The 2b, is equivalent to $Q_{i+1}(s,a) = Q_{i}(s,a) + \alpha(R(s,a,s') + \gamma \max_{a'}Q_i(s',a') - Q_{i}(s,a))$, which is similar to a stochastic descent method

## Exploration vs Exploitation 
Exploration is about trying out actions that have been under examined and visiting states that were never visiited before or visited less often. Exploitation means taking the optimal action wrt current knowledge about environment. Making the best move(policy action).  
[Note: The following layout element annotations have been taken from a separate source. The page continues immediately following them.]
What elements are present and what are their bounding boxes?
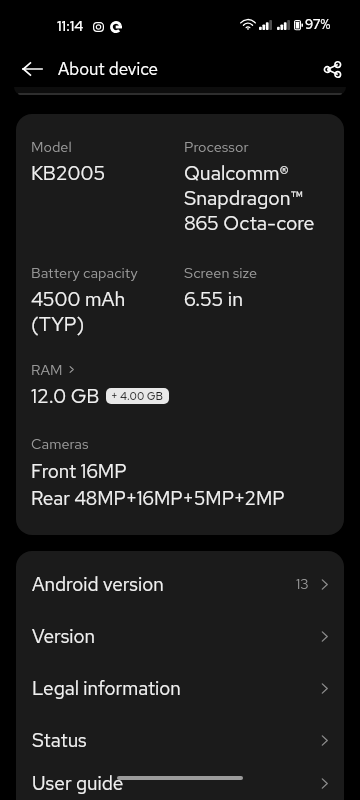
staticText: Front 16MP Rear 48MP+16MP+5MP+2MP xyxy=(31,457,285,511)
staticText: User guide xyxy=(32,771,319,796)
staticText: Qualcomm® Snapdragon™ 865 Octa-core xyxy=(184,160,315,235)
staticText: Status xyxy=(32,728,319,753)
staticText: RAM xyxy=(31,360,63,379)
staticText: 6.55 in xyxy=(184,286,244,311)
staticText: 4500 mAh (TYP) xyxy=(31,286,126,336)
staticText: Processor xyxy=(184,137,249,156)
staticText: Cameras xyxy=(31,434,89,453)
staticText: Android version xyxy=(32,572,296,597)
staticText: KB2005 xyxy=(31,160,106,185)
button[interactable]: Status xyxy=(16,714,344,766)
staticText: Legal information xyxy=(32,676,319,701)
staticText: 97% xyxy=(305,16,331,33)
staticText: Version xyxy=(32,624,319,649)
staticText: Model xyxy=(31,137,72,156)
button[interactable]: Share xyxy=(312,49,352,89)
staticText: + 4.00 GB xyxy=(111,389,164,404)
staticText: 12.0 GB xyxy=(31,383,100,408)
button[interactable]: Legal information xyxy=(16,662,344,714)
button[interactable]: User guide xyxy=(16,766,344,800)
button[interactable]: Android version xyxy=(16,558,344,610)
staticText: Screen size xyxy=(184,263,258,282)
staticText: About device xyxy=(58,58,159,80)
staticText: 13 xyxy=(296,575,309,594)
staticText: 11:14 xyxy=(57,17,84,36)
staticText: Battery capacity xyxy=(31,263,138,282)
button[interactable]: Back xyxy=(12,49,52,89)
button[interactable]: Version xyxy=(16,610,344,662)
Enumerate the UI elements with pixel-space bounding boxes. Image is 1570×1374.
### Epsilon greedy approach
Randomly sample with probability $\epsilon$ and choose best move(exploitation) with prob $1-\epsilon$. It will Start with 1 and slowly decreases. Late game we tend to make the right move than explore.



# Project
In this project, we address the task of learning control policies for text-based games using reinforcement learning. In these games, all interactions between players and the virtual world are through text. The current world state is described by elaborate text, and the underlying state is not directly observable. Players read descriptions of the state and respond with natural language commands to take actions.